1461 A.D : The Bahamani Sultan then assigned the work to Mohammed Gawan, his minister. This was beyond Mohammed Gawan and the Muslim forces suffered one defeat after another in the hands of Hamviradeva son of Gajapathi Kapileswara and the Padmanayakas. One fort after another fell to them. They took Rachakonda, Bhuvanagiri and finally Orugallu around 1461 AD.

1462 A.D: Shayampet inscription - Dharmanayudu / Dharmanayaka, brother of Singama nayaka-III was appointed as the ruler of Warangal. However, now Padmanayakas lost their independence and became the tributaries of the Gajapatis of Orissa.

After the death of the Bahamani Sultan Humayun Shah, Nizam Shah became the Bahamani Sultan. He again tried to recover the Telengana areas from the Padmanayakas, but again Kapileswara Gajapti sent his armies which inflicted a defeat on the Bahamani forces and came near the capital Bidar. Then one Amirzada Muhibullah scored a tactical victory over the Gajapati forces, as a result of which Bidar could be saved. This is however, not a complete victory and the Orugallu kingdom remained under the Padmanayakas.

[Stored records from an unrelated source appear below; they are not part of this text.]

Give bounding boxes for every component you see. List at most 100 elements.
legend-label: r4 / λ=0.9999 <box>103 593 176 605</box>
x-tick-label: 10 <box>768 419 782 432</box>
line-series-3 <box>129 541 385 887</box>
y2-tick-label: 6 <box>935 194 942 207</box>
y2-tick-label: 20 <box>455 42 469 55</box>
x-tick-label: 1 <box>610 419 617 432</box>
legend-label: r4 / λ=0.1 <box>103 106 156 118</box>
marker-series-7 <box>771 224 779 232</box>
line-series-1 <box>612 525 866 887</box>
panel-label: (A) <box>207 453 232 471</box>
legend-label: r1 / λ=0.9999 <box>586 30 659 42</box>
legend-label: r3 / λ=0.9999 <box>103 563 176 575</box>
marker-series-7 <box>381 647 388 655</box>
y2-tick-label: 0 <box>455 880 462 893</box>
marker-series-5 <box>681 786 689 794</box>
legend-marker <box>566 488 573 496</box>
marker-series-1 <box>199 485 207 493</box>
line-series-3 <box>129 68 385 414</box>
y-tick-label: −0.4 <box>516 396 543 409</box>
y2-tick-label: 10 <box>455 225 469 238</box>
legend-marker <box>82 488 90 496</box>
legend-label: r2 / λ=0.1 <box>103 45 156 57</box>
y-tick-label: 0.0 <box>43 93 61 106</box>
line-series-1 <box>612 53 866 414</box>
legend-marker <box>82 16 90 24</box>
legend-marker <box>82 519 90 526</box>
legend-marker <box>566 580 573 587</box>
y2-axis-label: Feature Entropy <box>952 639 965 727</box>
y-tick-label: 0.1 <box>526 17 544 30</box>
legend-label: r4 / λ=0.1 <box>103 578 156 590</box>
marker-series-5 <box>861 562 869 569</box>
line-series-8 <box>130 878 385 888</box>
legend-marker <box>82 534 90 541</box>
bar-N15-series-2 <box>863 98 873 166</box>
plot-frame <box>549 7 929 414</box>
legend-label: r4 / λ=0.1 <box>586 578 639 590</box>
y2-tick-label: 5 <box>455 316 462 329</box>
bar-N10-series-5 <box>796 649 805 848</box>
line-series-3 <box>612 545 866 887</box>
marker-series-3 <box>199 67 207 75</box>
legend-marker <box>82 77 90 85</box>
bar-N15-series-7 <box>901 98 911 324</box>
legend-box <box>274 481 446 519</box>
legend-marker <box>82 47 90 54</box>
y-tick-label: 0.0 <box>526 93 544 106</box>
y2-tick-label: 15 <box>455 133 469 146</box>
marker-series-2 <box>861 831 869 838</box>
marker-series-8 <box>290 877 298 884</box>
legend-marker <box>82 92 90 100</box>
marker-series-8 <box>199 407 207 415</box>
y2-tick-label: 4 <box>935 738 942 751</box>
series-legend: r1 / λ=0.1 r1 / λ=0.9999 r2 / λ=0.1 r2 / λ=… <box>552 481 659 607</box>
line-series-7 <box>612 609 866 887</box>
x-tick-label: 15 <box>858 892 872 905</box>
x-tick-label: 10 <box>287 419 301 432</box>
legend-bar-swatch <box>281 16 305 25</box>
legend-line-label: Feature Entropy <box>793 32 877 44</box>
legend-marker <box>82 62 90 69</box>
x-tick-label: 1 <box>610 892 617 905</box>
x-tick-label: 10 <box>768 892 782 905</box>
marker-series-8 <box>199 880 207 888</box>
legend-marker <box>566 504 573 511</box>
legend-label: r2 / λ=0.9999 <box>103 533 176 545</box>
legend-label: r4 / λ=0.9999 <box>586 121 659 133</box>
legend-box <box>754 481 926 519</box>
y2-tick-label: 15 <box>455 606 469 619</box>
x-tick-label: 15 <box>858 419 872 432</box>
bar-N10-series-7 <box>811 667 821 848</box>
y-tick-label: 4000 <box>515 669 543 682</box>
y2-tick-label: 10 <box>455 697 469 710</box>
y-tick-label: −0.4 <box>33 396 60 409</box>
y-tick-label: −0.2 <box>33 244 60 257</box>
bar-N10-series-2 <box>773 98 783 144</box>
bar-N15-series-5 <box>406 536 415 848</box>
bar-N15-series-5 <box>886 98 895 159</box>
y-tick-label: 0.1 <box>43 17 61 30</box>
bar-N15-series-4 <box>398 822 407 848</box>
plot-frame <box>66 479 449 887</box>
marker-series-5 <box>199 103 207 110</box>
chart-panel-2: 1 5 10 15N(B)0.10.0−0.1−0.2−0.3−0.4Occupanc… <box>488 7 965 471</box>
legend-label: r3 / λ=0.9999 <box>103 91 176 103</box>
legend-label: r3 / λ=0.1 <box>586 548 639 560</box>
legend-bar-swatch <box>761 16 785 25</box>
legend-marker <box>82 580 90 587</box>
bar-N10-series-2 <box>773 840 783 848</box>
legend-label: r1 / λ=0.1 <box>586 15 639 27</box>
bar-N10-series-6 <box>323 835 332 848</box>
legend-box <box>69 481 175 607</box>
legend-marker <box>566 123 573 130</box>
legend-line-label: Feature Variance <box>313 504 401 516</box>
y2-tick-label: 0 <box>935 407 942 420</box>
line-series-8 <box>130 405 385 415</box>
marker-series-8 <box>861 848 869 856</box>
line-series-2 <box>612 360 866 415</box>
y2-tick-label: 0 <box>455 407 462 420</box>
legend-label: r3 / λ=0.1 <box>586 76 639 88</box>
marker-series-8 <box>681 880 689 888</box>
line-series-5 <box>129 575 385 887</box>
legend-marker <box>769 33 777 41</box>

As long as Kapileswara Gajapati was alive, the Bahamanis could not conquer the Orugallu kingdom and it remained with the Padmanayakas. He died around 1470 AD. The Bahamani Sultan, then sent Malik Nizam Ul Mulk Bahri to conquer Telengana. This man not only took the forts in Telengana, but also Kondaveedu and Rajamahendravaram forts and occupied all of Telengana. The Orugallu kingdom was given by the Sultan to Azim Khan. This happened around 1475 AD. The Recherla kingdom is thus over and the Padmanayakas joined the court of Hampi Viajayanagar.